Las grandes lecciones a veces no se aprenden en los libros, sino que se reciben en una conversación con un amigo o a través de un ejemplo.
Hace unos días falleció mi excompañero diputado —en el período 1994-1998— don Gerardo Araya, de quien recibí una gran enseñanza sobre el significado de la democracia.
Tuvo lugar mientras evitábamos escuchar discursos aburridos en el plenario legislativo y planeábamos como defender los intereses de los pequeños cañeros de la Gran Área Metropolitana, amenazados por los grandes cañeros de la bajura.
En una pausa del debate, mi amigo de Grecia se volvió hacia mí y, con fino humor y mejor sarcasmo, me dijo: “… Sabés, he estado pensando: que ironías las de la vida, vos con ese montón de títulos, yo humilde agricultor que he cortado caña y cogido café, y aquí tu voto vale igual que el mío”.
Don Gerardo no era un teórico político, pero comprendía perfectamente el profundo sentido democrático de la frase una persona un voto, fundamento de la democracia representativa.
Rasero de igualdad
Lo importante en la democracia no son los títulos, sino la condición de ciudadano; el acceso al poder transita por ese rasero de igualdad mínimo, sobre eso se construyen las instituciones y la práctica política.

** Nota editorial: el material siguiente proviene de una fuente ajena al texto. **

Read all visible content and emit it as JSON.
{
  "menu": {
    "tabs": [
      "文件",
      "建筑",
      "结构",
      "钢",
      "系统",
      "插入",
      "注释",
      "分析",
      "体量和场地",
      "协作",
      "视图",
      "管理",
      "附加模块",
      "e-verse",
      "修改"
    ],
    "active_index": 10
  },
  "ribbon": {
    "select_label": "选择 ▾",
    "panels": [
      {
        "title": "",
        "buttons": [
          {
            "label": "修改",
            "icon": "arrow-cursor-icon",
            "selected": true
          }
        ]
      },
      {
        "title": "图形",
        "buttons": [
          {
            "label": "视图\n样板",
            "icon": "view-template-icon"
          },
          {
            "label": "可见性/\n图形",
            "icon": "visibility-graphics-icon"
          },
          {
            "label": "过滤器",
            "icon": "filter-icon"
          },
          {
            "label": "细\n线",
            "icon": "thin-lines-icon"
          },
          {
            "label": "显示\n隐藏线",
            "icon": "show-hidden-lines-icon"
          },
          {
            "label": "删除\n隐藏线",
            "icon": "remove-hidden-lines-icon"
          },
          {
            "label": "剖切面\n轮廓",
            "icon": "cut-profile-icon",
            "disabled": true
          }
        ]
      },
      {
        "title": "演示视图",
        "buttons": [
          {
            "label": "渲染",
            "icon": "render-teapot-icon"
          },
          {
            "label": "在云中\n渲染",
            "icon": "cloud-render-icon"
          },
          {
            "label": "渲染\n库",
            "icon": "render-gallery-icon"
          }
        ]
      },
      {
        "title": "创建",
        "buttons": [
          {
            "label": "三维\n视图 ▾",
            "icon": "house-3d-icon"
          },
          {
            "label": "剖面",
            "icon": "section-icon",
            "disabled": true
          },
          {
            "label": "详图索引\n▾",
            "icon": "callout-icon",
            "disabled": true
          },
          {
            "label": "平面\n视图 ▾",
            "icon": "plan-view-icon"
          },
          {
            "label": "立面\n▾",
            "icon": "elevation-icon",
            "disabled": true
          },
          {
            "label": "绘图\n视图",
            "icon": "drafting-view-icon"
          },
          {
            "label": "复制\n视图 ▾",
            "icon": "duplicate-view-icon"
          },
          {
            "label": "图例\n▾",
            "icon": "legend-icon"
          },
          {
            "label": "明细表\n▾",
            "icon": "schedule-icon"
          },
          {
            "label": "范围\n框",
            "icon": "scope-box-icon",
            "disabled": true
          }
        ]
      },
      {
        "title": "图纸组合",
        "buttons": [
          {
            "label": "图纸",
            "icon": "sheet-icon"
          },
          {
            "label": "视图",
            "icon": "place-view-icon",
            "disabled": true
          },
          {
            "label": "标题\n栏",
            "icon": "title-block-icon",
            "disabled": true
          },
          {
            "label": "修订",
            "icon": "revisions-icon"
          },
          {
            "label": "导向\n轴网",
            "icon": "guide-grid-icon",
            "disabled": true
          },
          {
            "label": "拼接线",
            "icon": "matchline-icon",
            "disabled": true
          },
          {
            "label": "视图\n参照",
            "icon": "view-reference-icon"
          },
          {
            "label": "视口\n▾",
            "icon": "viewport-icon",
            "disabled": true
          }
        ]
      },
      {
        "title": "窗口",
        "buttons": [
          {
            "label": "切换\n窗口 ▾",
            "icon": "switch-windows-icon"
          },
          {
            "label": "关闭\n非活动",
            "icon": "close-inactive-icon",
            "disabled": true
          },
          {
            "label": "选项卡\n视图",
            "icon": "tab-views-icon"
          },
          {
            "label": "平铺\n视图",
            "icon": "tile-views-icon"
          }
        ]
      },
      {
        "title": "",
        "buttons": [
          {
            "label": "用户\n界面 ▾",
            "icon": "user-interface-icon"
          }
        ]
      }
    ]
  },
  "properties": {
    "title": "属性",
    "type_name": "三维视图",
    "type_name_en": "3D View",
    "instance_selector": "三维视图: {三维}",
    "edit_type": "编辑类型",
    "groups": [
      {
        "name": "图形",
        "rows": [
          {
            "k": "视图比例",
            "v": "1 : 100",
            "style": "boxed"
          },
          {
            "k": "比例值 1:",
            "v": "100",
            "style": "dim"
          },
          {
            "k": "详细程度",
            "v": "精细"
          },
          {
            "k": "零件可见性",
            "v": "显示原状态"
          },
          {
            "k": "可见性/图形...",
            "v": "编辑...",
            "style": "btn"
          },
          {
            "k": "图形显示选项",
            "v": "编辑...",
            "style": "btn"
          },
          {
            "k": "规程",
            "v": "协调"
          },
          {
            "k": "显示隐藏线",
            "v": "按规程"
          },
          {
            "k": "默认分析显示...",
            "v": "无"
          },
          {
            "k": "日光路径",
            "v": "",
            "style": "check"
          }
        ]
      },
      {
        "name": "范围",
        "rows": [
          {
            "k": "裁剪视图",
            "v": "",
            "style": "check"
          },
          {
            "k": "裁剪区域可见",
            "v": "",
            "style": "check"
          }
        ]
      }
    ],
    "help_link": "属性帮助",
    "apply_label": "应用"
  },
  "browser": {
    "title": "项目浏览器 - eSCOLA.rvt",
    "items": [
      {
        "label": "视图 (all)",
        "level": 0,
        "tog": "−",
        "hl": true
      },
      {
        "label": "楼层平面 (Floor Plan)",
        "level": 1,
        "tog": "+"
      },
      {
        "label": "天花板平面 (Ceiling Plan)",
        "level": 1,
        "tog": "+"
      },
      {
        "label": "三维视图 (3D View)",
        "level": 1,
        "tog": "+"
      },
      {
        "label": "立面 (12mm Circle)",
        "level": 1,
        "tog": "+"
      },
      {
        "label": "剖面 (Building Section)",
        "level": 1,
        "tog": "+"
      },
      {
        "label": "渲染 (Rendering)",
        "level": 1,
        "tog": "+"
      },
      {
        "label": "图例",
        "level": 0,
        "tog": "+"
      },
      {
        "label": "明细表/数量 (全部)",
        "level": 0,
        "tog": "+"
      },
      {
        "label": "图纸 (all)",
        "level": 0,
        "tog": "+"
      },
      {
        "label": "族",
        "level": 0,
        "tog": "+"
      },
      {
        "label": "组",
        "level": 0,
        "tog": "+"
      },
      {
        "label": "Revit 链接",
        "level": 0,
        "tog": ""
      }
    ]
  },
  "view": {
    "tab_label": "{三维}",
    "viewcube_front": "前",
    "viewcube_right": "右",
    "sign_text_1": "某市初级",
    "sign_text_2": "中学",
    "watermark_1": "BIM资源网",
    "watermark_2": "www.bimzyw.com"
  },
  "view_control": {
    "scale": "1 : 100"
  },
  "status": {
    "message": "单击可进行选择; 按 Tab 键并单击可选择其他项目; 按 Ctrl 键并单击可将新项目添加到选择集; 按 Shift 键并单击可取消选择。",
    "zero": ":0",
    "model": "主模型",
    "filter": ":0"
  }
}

En mi caso siempre rechacé las pretensiones de exigir requisitos académicos para el cargo de diputado, como complejos de superioridad de los arrogantes.
Araya me hizo ver que lo importante en el Parlamento es que haya abogados, médicas, campesinos, administradoras, sindicalistas, hombres y mujeres. El interés general sólo se puede determinar en el encuentro, muchas veces contradictorio, de todos los sectores.
La sabiduría no viene con los diplomas, sino con saber vivir. Don Gerardo se ha ido, pero su hermosa y profunda lección de democracia vive conmigo. Su solidez es irrefutable.